# Kato trucks fell out!



## Nathans_Dad (Dec 5, 2013)

Not sure what is going on, I bought a Kato EMD SD40 locomotive today at my local hobby shop. I got it home and took it out of the box tonight. Both trucks fell right out of the bottom! I looked at them and they don't look broken, I'm not sure what's going on.

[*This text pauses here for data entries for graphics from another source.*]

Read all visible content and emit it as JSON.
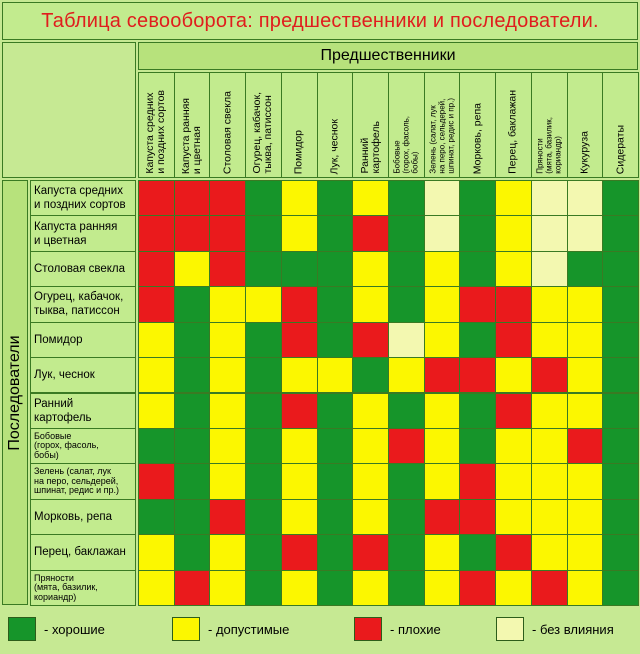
{
  "title": "Таблица севооборота: предшественники и последователи.",
  "predecessors_label": "Предшественники",
  "followers_label": "Последователи",
  "colors": {
    "good": "#16952a",
    "ok": "#fcf700",
    "bad": "#ea1a1c",
    "none": "#f3f8b0"
  },
  "columns": [
    "Капуста средних\nи поздних сортов",
    "Капуста ранняя\nи цветная",
    "Столовая свекла",
    "Огурец, кабачок,\nтыква, патиссон",
    "Помидор",
    "Лук, чеснок",
    "Ранний\nкартофель",
    "Бобовые\n(горох, фасоль,\nбобы)",
    "Зелень (салат, лук\nна перо, сельдерей,\nшпинат, редис и пр.)",
    "Морковь, репа",
    "Перец, баклажан",
    "Пряности\n(мята, базилик,\nкориандр)",
    "Кукуруза",
    "Сидераты"
  ],
  "rows": [
    "Капуста средних\nи поздних сортов",
    "Капуста ранняя\nи цветная",
    "Столовая свекла",
    "Огурец, кабачок,\nтыква, патиссон",
    "Помидор",
    "Лук, чеснок",
    "Ранний\nкартофель",
    "Бобовые\n(горох, фасоль,\nбобы)",
    "Зелень (салат, лук\nна перо, сельдерей,\nшпинат, редис и пр.)",
    "Морковь, репа",
    "Перец, баклажан",
    "Пряности\n(мята, базилик,\nкориандр)"
  ],
  "matrix": [
    [
      "bad",
      "bad",
      "bad",
      "good",
      "ok",
      "good",
      "ok",
      "good",
      "none",
      "good",
      "ok",
      "none",
      "none",
      "good"
    ],
    [
      "bad",
      "bad",
      "bad",
      "good",
      "ok",
      "good",
      "bad",
      "good",
      "none",
      "good",
      "ok",
      "none",
      "none",
      "good"
    ],
    [
      "bad",
      "ok",
      "bad",
      "good",
      "good",
      "good",
      "ok",
      "good",
      "ok",
      "good",
      "ok",
      "none",
      "good",
      "good"
    ],
    [
      "bad",
      "good",
      "ok",
      "ok",
      "bad",
      "good",
      "ok",
      "good",
      "ok",
      "bad",
      "bad",
      "ok",
      "ok",
      "good"
    ],
    [
      "ok",
      "good",
      "ok",
      "good",
      "bad",
      "good",
      "bad",
      "none",
      "ok",
      "good",
      "bad",
      "ok",
      "ok",
      "good"
    ],
    [
      "ok",
      "good",
      "ok",
      "good",
      "ok",
      "ok",
      "good",
      "ok",
      "bad",
      "bad",
      "ok",
      "bad",
      "ok",
      "good"
    ],
    [
      "ok",
      "good",
      "ok",
      "good",
      "bad",
      "good",
      "ok",
      "good",
      "ok",
      "good",
      "bad",
      "ok",
      "ok",
      "good"
    ],
    [
      "good",
      "good",
      "ok",
      "good",
      "ok",
      "good",
      "ok",
      "bad",
      "ok",
      "good",
      "ok",
      "ok",
      "bad",
      "good"
    ],
    [
      "bad",
      "good",
      "ok",
      "good",
      "ok",
      "good",
      "ok",
      "good",
      "ok",
      "bad",
      "ok",
      "ok",
      "ok",
      "good"
    ],
    [
      "good",
      "good",
      "bad",
      "good",
      "ok",
      "good",
      "ok",
      "good",
      "bad",
      "bad",
      "ok",
      "ok",
      "ok",
      "good"
    ],
    [
      "ok",
      "good",
      "ok",
      "good",
      "bad",
      "good",
      "bad",
      "good",
      "ok",
      "good",
      "bad",
      "ok",
      "ok",
      "good"
    ],
    [
      "ok",
      "bad",
      "ok",
      "good",
      "ok",
      "good",
      "ok",
      "good",
      "ok",
      "bad",
      "ok",
      "bad",
      "ok",
      "good"
    ]
  ],
  "legend": [
    {
      "key": "good",
      "label": "- хорошие"
    },
    {
      "key": "ok",
      "label": "- допустимые"
    },
    {
      "key": "bad",
      "label": "- плохие"
    },
    {
      "key": "none",
      "label": "- без влияния"
    }
  ]
}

From searching the internet it looks like the trucks can come loose during shipping but I can't find much on how to fix them.

Anyone help?


----------



## sawgunner (Mar 3, 2012)

they just pop back in. had that on a couple of mine


----------



## Nathans_Dad (Dec 5, 2013)

I've tried to pop them back in and they hold for a second or two and then fall out again. What's normal with these?


----------



## sawgunner (Mar 3, 2012)

that doesn't sound right at all! can you post a pic of them and the underside of the loco where they go for us?


----------



## Nathans_Dad (Dec 5, 2013)

Sure, here's what I got:


----------



## Nathans_Dad (Dec 5, 2013)

Sorry, here's the other pic


----------



## sawgunner (Mar 3, 2012)

on that truck it looks like the tab on the opposite side of the truck is missing


----------



## sawgunner (Mar 3, 2012)

they should just snap back up into the hole under the worm gear but like I said it looks like the other lock tab is missing


----------



## Nathans_Dad (Dec 5, 2013)

Well that's a bummer. Guess I'll take it back to the shop I bought it from and see if they will make it right.


----------